With many of us in the habit of snoozing our bedroom alarm clocks, we may just wonder if the same is possible with the body’s biological clock. Well, scientists at the Salk Institute have found an apparent regulator of the body’s circadian rhythm that could lead to new therapies and drugs for the treatment of sleep and metabolic disorders.
In the research, the team found 2 cellular switches called REV-ERB-α and REV-ERB-β in the nuclei of mice prototypes. Both these molecules seemed to be responsible for controlling diet and sleeping phases of the subjects.
“This fundamentally changes our knowledge about the workings of the circadian clock and how it orchestrates our sleep-wake cycles, when we eat and even the times our bodies metabolize nutrients. Nuclear receptors can be targeted with drugs, which suggests we might be able to target REV-ERB-α and β to treat disorders of sleep and metabolism,” commented Ronald M. Evans, a professor in Salk’s Gene Expression Laboratory.
Prior to this trial, these 2 genes were thought to play minor roles in the biological clock. However, when the mice were conditioned to perform in the absence of REV-ERB-α and REV-ERB-β, their circadian cycles apparently went awry.
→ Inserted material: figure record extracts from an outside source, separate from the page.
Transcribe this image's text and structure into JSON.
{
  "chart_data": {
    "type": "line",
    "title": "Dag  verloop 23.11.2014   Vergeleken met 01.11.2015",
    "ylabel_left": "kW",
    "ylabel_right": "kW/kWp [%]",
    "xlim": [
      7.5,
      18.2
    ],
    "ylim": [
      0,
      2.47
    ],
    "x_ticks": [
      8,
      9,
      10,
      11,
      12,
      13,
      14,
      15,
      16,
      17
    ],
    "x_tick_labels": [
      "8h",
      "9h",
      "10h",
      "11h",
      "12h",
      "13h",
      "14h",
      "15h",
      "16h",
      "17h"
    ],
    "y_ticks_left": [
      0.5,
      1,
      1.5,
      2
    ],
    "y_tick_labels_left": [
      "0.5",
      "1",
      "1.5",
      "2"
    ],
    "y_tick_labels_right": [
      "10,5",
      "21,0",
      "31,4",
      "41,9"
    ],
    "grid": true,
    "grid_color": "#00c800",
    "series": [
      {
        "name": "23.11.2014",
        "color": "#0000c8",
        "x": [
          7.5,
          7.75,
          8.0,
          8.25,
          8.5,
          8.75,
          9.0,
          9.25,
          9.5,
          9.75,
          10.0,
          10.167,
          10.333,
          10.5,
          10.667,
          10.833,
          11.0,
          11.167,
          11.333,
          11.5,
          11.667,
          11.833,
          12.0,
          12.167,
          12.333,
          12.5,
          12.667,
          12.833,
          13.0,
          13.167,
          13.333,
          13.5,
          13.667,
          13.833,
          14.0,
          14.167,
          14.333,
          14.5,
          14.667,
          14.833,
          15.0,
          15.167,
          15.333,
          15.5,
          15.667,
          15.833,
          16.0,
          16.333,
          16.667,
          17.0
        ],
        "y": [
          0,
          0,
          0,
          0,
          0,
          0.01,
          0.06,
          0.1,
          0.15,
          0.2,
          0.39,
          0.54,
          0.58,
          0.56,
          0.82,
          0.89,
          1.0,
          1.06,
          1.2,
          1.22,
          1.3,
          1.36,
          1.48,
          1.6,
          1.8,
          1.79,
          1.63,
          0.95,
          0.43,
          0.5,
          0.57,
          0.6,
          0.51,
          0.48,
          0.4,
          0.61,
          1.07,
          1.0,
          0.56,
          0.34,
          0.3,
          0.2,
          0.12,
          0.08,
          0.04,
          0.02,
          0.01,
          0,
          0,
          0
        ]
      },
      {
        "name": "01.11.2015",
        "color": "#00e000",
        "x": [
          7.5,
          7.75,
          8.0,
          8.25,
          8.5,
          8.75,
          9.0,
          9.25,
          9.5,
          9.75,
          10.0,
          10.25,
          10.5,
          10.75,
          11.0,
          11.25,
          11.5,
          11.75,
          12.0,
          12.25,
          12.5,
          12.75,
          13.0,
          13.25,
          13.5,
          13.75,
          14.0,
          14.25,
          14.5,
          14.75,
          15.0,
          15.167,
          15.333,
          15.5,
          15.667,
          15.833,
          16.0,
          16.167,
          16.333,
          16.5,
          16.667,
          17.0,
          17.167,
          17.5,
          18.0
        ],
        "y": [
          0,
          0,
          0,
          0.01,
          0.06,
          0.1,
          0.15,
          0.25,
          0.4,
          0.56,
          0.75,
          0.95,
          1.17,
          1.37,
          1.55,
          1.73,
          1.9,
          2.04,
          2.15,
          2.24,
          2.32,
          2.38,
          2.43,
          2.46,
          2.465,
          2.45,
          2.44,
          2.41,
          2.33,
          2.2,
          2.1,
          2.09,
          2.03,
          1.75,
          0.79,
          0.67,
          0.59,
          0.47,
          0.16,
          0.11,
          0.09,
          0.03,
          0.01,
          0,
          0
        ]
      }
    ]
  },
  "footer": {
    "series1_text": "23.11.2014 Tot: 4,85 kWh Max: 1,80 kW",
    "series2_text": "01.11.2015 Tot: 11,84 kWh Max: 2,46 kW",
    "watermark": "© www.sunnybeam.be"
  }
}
Similar to scenarios like ‘wrong place at the wrong time,’ the subjects functioned rather haphazardly.
This led the scientists to conclude that both these genes are not secondary players in the biological clock, but forerunners. In the absence of these essential switches, the circadian rhythm is likely to be out-of-sync.
Considering that there’s a huge link between biological cycles and metabolic disorders like diabetes or obesity, this discovery could lead to therapeutic alternatives for both these conditions. The analysis is published in the journal, Nature.